Y respecto a la tradición, cuándo nos conocimos en el Ateneo te escuché decir que los poetas se deben a su tradición, pero no sólo la pasada, sino también la presente. ¿Cómo es esto?

Lo que quiero decir es que todas las lecturas influyen y nos hacen. Entonces, las lecturas de los grandes autores del pasado por supuesto, pero también las de los libros de hoy, si son libros buenos y tras leerlos me han dejado huella, pues se integran y forman parte de la tradición como Góngora o Quevedo. No quiere decir que Góngora deje de ser mejor o peor que el nuevo autor, sino que ya están todos integrados en mi tradición. Y por tanto, la obra que escribe uno no la crea solo, muchas cosas de algún modo ya están escritas.

Algo más sobre tu trabajo publicado más reciente...

Mi último libro, “Tormenta Transparente”, es un libro de amor, aunque del

amor sin figura, sin que exista nadie detrás. Sí hay una figura, pero está trascendida. La imagen que abre el libro, en el primer poema, la del vagón como un fulgor en una vía muerta, iluminado por los rayos, fue algo que me subyugó, de ella salió todo el libro:
Como un vagón abandonado entre luces de tormenta,/ recorrido por el fantasma transparente de tu ausencia,/ me despido de ti hundido en la ortiga fría de tu pecho/ que con su relámpago, ya líquido, me crucifica a tu memoria/ entre deltas de nubes ardiendo con tu rostro abatido,/ donde todavía la sangre canta/ la aurora eterna de lo extinto en su final sentido.

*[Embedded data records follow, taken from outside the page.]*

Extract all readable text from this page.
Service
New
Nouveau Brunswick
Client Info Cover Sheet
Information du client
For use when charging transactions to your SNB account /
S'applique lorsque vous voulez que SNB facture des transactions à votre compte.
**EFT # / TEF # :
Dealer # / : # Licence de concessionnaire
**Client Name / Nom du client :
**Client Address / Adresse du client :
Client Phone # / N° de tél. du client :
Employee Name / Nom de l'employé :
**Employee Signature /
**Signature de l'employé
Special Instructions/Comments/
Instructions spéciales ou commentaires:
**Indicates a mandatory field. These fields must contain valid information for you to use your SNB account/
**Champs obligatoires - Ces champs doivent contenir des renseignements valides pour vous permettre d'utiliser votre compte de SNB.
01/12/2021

También hay un poema que se titula “El hueco”, y que aborda todo lo que sucede en el hueco que hay entre dos seres, o entre dos miradas, o dos silencios. El hueco que hay entre dos desnudos es en verdad donde sucede todo, más que en la fusión de los cuerpos. Lo mismo en el cruce de dos miradas, una cosa instantánea. Ese hueco es lo inexistente pero no es el vacío. Tengo una preocupación por lo inexistente, o por una existencia más profunda, siempre he pensado que hay fuerzas que no conocemos, que están actuando

constantemente, igual que hay seres. Entre mis poemas en prosa hay un texto que se llama “Los ausentes” y habla de eso, de como actúan los ausentes entre nosotros cuando abrimos una ventana o empujamos una puerta, hay otra mano que es la que abre la ventana, la mano de los ausentes, que pueden ser nuestros padres, amigos... Encabeza este libro de “Tormenta transparente” una cita del pensador francés Jules Renard, que dice: “He construido castillos en el aire tan hermosos que me conformo con las ruinas”. De alguna manera, esa cita resume un poco todo el libro. Y también mi poesía.